An international group of astronomers believe they have discovered the first “isolated” stellar-mass black hole wandering through interstellar space. The team used the Hubble Space Telescope to reveal the black hole, which lies roughly 5000 light-years away in the constellation Sagittarius.
Black holes with masses comparable to stars have been detected in our galaxy before, but their presence has always been inferred either by their interactions with a companion star, which create a glow at X-ray wavelengths, or from the gravitational waves that are produced when they collide. This new finding, however, is the first time that one has been clearly identified in isolation.
This kind of work is incredibly important in that it contributes towards a complete census of the black hole population
Vivienne Baldassare
The discovery was made using a technique known as “astrometric microlensing”, which uses the fact that a mass moving through space can act like a gravitational lens. This lens distorts both the brightness and, crucially, the apparent position of stars along the line of sight of the observer far beyond the mass itself.

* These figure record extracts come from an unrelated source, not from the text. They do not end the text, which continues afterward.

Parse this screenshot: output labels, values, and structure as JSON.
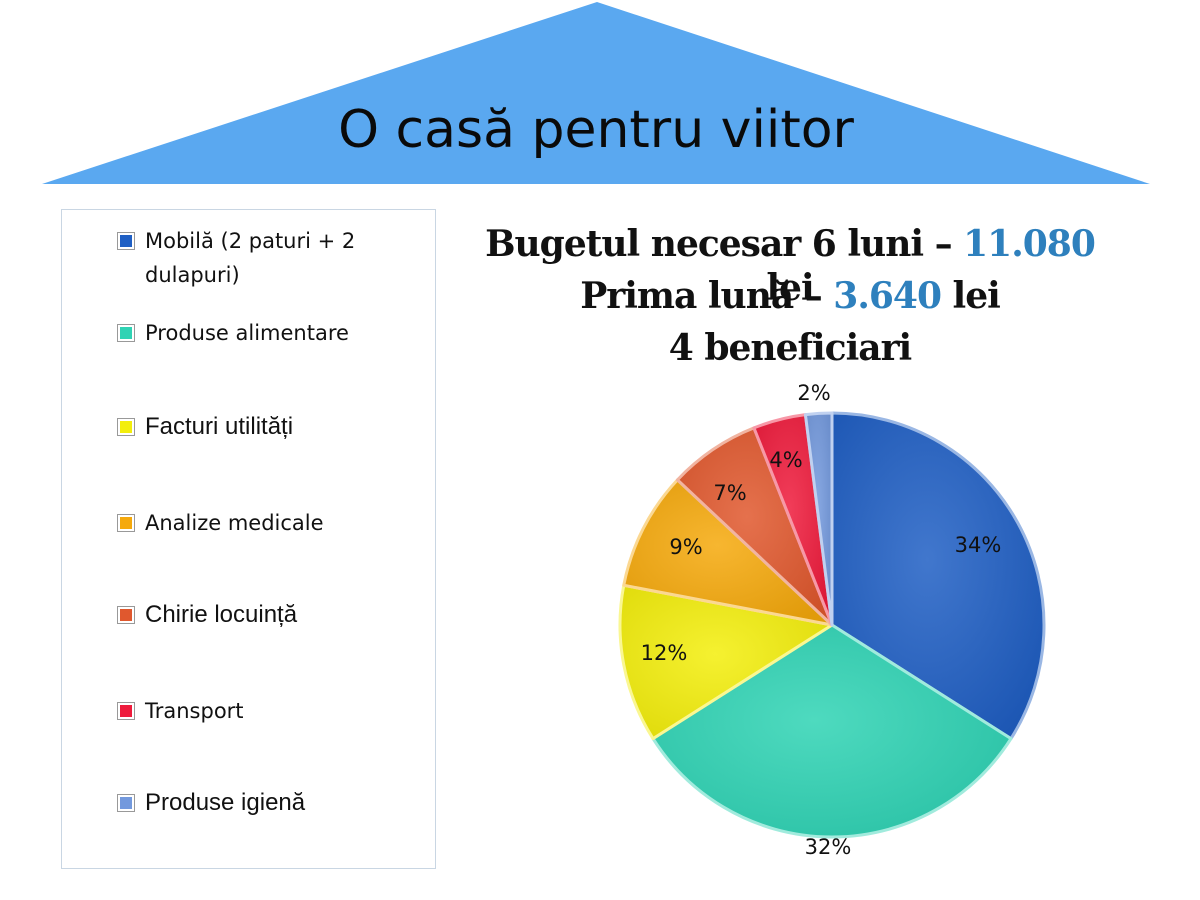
{
  "title": "O casă pentru viitor",
  "budget": {
    "line1_prefix": "Bugetul necesar 6 luni – ",
    "line1_amount": "11.080",
    "line1_suffix": " lei",
    "line2_prefix": "Prima lună – ",
    "line2_amount": "3.640",
    "line2_suffix": " lei",
    "line3": "4 beneficiari"
  },
  "legend": [
    {
      "label": "Mobilă (2 paturi + 2 dulapuri)",
      "color": "#1f5fc4"
    },
    {
      "label": "Produse alimentare",
      "color": "#2fd3b4"
    },
    {
      "label": "Facturi utilități",
      "color": "#f3ee0c"
    },
    {
      "label": "Analize medicale",
      "color": "#f5a90c"
    },
    {
      "label": "Chirie locuință",
      "color": "#e0582e"
    },
    {
      "label": "Transport",
      "color": "#ee1b3c"
    },
    {
      "label": "Produse igienă",
      "color": "#7399dd"
    }
  ],
  "chart_data": {
    "type": "pie",
    "categories": [
      "Mobilă (2 paturi + 2 dulapuri)",
      "Produse alimentare",
      "Facturi utilități",
      "Analize medicale",
      "Chirie locuință",
      "Transport",
      "Produse igienă"
    ],
    "values": [
      34,
      32,
      12,
      9,
      7,
      4,
      2
    ],
    "labels": [
      "34%",
      "32%",
      "12%",
      "9%",
      "7%",
      "4%",
      "2%"
    ],
    "colors": [
      "#1f5fc4",
      "#2fd3b4",
      "#f3ee0c",
      "#f5a90c",
      "#e0582e",
      "#ee1b3c",
      "#7399dd"
    ],
    "legend_position": "left"
  }
}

For years astronomers have been carefully watching Milky Way “star fields” looking for these characteristic deflections and brightness changes. In 2011 such a warping of a distant star was caught by telescopes in New Zealand and Chile. That event was intriguing enough that it set in motion an extensive follow-up study, using Hubble, to examine how the background star’s light was being shifted and what might be causing it.
“We had to continue observing, once every six months to a year, for six years,” says Kailash Sahu from the Space Telescope Science Institute in Baltimore, US, who is lead author of the new study.

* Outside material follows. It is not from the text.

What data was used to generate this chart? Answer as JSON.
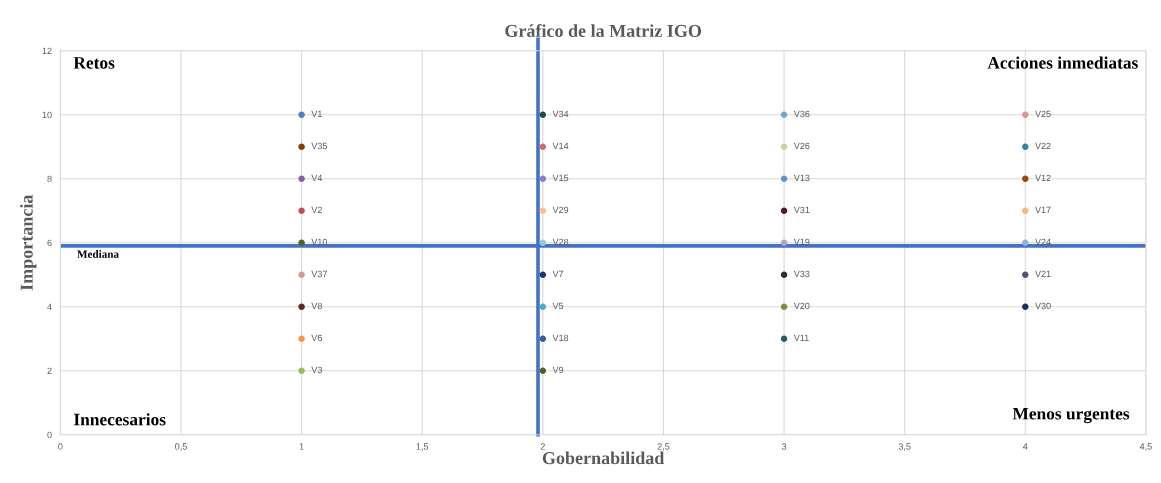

Hubble’s capabilities allowed Sahu and colleagues to measure the apparent tweaking of the star’s position with an extraordinary precision of roughly 0.2 milli-arcseconds. “[That is] about 10 million times smaller than the diameter of the full Moon,” explains Martin Dominik, one of the researchers involved with the study, who is based at the University of St Andrews, UK.
Getting a kick
The amount of deflection observed during the six-year study suggests that the object creating the gravitational lens has a mass about seven times that of the Sun. The scientists argue that this mass cannot be a regular star or a multiple star system because there would be radiation visible from those phenomena – and no such light has been detected. It’s also too hefty to be a stellar remnant known as a white dwarf.
“Moreover, the inferred mass is too large for the gravitational lens being a binary neutron star,” adds Dominik. This and other evidence, the team says, points to the object being a solitary stellar-mass black hole.
One intriguing quirk of the black hole is that its speed through the Milky Way is a staggering 162,000 kilometres per hour. That, according to Sahu, means it is outpacing “almost all” the stars in its surroundings. “Since none of the other stars are moving this fast, we think this must be because [the black hole] got a ‘kick’ during the supernova explosion that produced [it],” he says. Portrait of a black hole
Vivienne Baldassare, a black-hole expert at Washington State University in the US, who was not involved in the new study says it is a “remarkable result” and an “impressive” feat of observational astronomy. “This kind of work is incredibly important in that it contributes towards a complete census of the black hole population and towards understanding the formation and evolution of stellar-mass black holes,” she says. “Future events should be discoverable with facilities like the Vera C Rubin Observatory, which will allow us to further constrain the number of stellar-mass black holes in our galaxy and their properties.”